We remand to the district court to vacate the conviction under Count I, United States v. Mason, 611 F.2d 49, 53 (4th Cir. 1979).
We affirm its judgment of conviction on Counts II, III, and IV.
AFFIRMED AS TO COUNTS II, III, and IV; REMANDED WITH INSTRUCTIONS AS TO COUNT I.
Later changes in phraseology in the statute do not affect the sense of this holding
Prior to the 1972 amendments § 1201(a) read as follows:
(a) Whoever knowingly transports in interstate or foreign commerce, any person who has been unlawfully seized, confined, inveigled, decoyed, kidnaped, abducted, or carried away and held for ransom or reward or otherwise, except, in the case of a minor, by a parent thereof, shall be punished (1) by death if the kidnaped person has not been liberated unharmed, and if the verdict of the jury shall so recommend, or, (2) by imprisonment for any term of years or for life, if the death penalty is not imposed.

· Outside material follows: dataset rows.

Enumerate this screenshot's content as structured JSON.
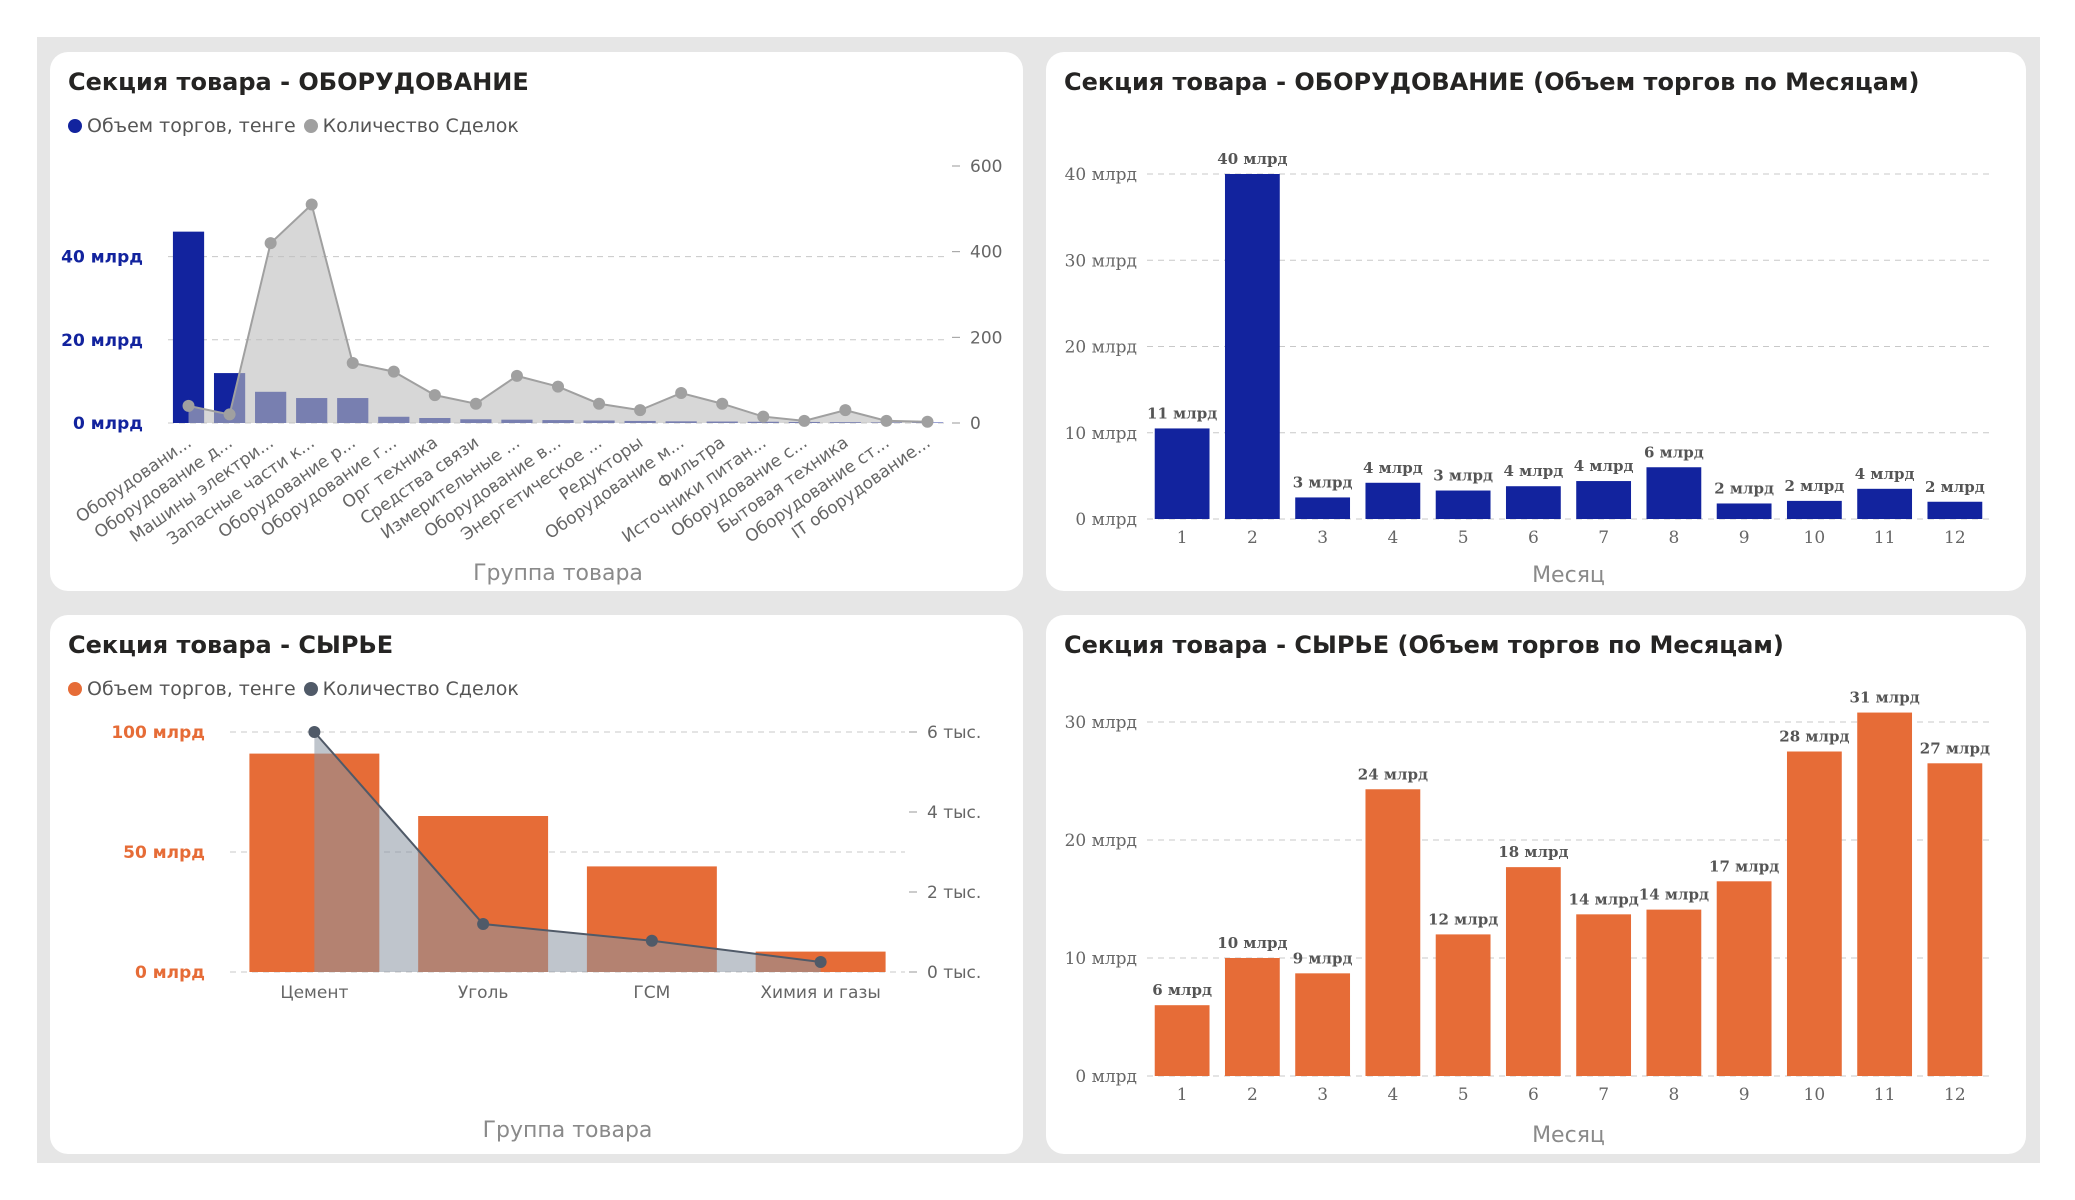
{
  "panels": {
    "p1": {
      "title": "Секция товара - ОБОРУДОВАНИЕ",
      "legend": [
        {
          "label": "Объем торгов, тенге",
          "color": "#12239e"
        },
        {
          "label": "Количество Сделок",
          "color": "#a0a0a0"
        }
      ]
    },
    "p2": {
      "title": "Секция товара - ОБОРУДОВАНИЕ (Объем торгов по Месяцам)"
    },
    "p3": {
      "title": "Секция товара - СЫРЬЕ",
      "legend": [
        {
          "label": "Объем торгов, тенге",
          "color": "#e66c37"
        },
        {
          "label": "Количество Сделок",
          "color": "#505a68"
        }
      ]
    },
    "p4": {
      "title": "Секция товара - СЫРЬЕ (Объем торгов по Месяцам)"
    }
  },
  "chart_data": [
    {
      "type": "bar",
      "title": "Секция товара - ОБОРУДОВАНИЕ",
      "xlabel": "Группа товара",
      "categories": [
        "Оборудовани...",
        "Оборудование д...",
        "Машины электри...",
        "Запасные части к...",
        "Оборудование р...",
        "Оборудование г...",
        "Орг техника",
        "Средства связи",
        "Измерительные ...",
        "Оборудование в...",
        "Энергетическое ...",
        "Редукторы",
        "Оборудование м...",
        "Фильтра",
        "Источники питан...",
        "Оборудование с...",
        "Бытовая техника",
        "Оборудование ст...",
        "IT оборудование..."
      ],
      "series": [
        {
          "name": "Объем торгов, тенге",
          "type": "bar",
          "axis": "left",
          "color": "#12239e",
          "values": [
            46,
            12,
            7.5,
            6,
            6,
            1.5,
            1.2,
            0.9,
            0.8,
            0.7,
            0.6,
            0.5,
            0.4,
            0.35,
            0.3,
            0.25,
            0.2,
            0.15,
            0.1
          ]
        },
        {
          "name": "Количество Сделок",
          "type": "area",
          "axis": "right",
          "color": "#a0a0a0",
          "values": [
            40,
            20,
            420,
            510,
            140,
            120,
            65,
            45,
            110,
            85,
            45,
            30,
            70,
            45,
            15,
            5,
            30,
            5,
            3
          ]
        }
      ],
      "left_axis": {
        "ticks": [
          {
            "v": 0,
            "label": "0 млрд"
          },
          {
            "v": 20,
            "label": "20 млрд"
          },
          {
            "v": 40,
            "label": "40 млрд"
          }
        ],
        "max": 50,
        "color": "#12239e"
      },
      "right_axis": {
        "ticks": [
          {
            "v": 0,
            "label": "0"
          },
          {
            "v": 200,
            "label": "200"
          },
          {
            "v": 400,
            "label": "400"
          },
          {
            "v": 600,
            "label": "600"
          }
        ],
        "max": 600
      }
    },
    {
      "type": "bar",
      "title": "Секция товара - ОБОРУДОВАНИЕ (Объем торгов по Месяцам)",
      "xlabel": "Месяц",
      "categories": [
        "1",
        "2",
        "3",
        "4",
        "5",
        "6",
        "7",
        "8",
        "9",
        "10",
        "11",
        "12"
      ],
      "series": [
        {
          "color": "#12239e",
          "values": [
            10.5,
            40,
            2.5,
            4.2,
            3.3,
            3.8,
            4.4,
            6,
            1.8,
            2.1,
            3.5,
            2
          ]
        }
      ],
      "data_labels": [
        "11 млрд",
        "40 млрд",
        "3 млрд",
        "4 млрд",
        "3 млрд",
        "4 млрд",
        "4 млрд",
        "6 млрд",
        "2 млрд",
        "2 млрд",
        "4 млрд",
        "2 млрд"
      ],
      "y_axis": {
        "ticks": [
          {
            "v": 0,
            "label": "0 млрд"
          },
          {
            "v": 10,
            "label": "10 млрд"
          },
          {
            "v": 20,
            "label": "20 млрд"
          },
          {
            "v": 30,
            "label": "30 млрд"
          },
          {
            "v": 40,
            "label": "40 млрд"
          }
        ],
        "max": 40
      }
    },
    {
      "type": "bar",
      "title": "Секция товара - СЫРЬЕ",
      "xlabel": "Группа товара",
      "categories": [
        "Цемент",
        "Уголь",
        "ГСМ",
        "Химия и газы"
      ],
      "series": [
        {
          "name": "Объем торгов, тенге",
          "type": "bar",
          "axis": "left",
          "color": "#e66c37",
          "values": [
            91,
            65,
            44,
            8.5
          ]
        },
        {
          "name": "Количество Сделок",
          "type": "area",
          "axis": "right",
          "color": "#505a68",
          "values": [
            6000,
            1200,
            780,
            250
          ]
        }
      ],
      "left_axis": {
        "ticks": [
          {
            "v": 0,
            "label": "0 млрд"
          },
          {
            "v": 50,
            "label": "50 млрд"
          },
          {
            "v": 100,
            "label": "100 млрд"
          }
        ],
        "max": 100,
        "color": "#e66c37"
      },
      "right_axis": {
        "ticks": [
          {
            "v": 0,
            "label": "0 тыс."
          },
          {
            "v": 2000,
            "label": "2 тыс."
          },
          {
            "v": 4000,
            "label": "4 тыс."
          },
          {
            "v": 6000,
            "label": "6 тыс."
          }
        ],
        "max": 6000
      }
    },
    {
      "type": "bar",
      "title": "Секция товара - СЫРЬЕ (Объем торгов по Месяцам)",
      "xlabel": "Месяц",
      "categories": [
        "1",
        "2",
        "3",
        "4",
        "5",
        "6",
        "7",
        "8",
        "9",
        "10",
        "11",
        "12"
      ],
      "series": [
        {
          "color": "#e66c37",
          "values": [
            6,
            10,
            8.7,
            24.3,
            12,
            17.7,
            13.7,
            14.1,
            16.5,
            27.5,
            30.8,
            26.5
          ]
        }
      ],
      "data_labels": [
        "6 млрд",
        "10 млрд",
        "9 млрд",
        "24 млрд",
        "12 млрд",
        "18 млрд",
        "14 млрд",
        "14 млрд",
        "17 млрд",
        "28 млрд",
        "31 млрд",
        "27 млрд"
      ],
      "y_axis": {
        "ticks": [
          {
            "v": 0,
            "label": "0 млрд"
          },
          {
            "v": 10,
            "label": "10 млрд"
          },
          {
            "v": 20,
            "label": "20 млрд"
          },
          {
            "v": 30,
            "label": "30 млрд"
          }
        ],
        "max": 30
      }
    }
  ]
}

Following the 1972 amendments § 1201(a) now reads as follows:
(a) Whoever unlawfully seizes, confines, inveigles, decoys, kidnaps, abducts, or carries away and holds for ransom or reward or otherwise any person, except in the case of a minor by the parent thereof, when:
(1) the person is willfully transported in interstate or foreign commerce;
(2) any such act against the person is done within the special maritime and territorial jurisdiction of the United States;
(3) any such act against the person is done within the special aircraft jurisdiction of the United States as defined in section 101(36) of the Federal Aviation Act of 1958, as amended (49 U.S.C. 1301(36); or
(4) the person is a foreign official, an internationally protected person, or an official guest as those terms are defined in section 1116(b) of this title,
shall be punished by imprisonment for any term of years or for life.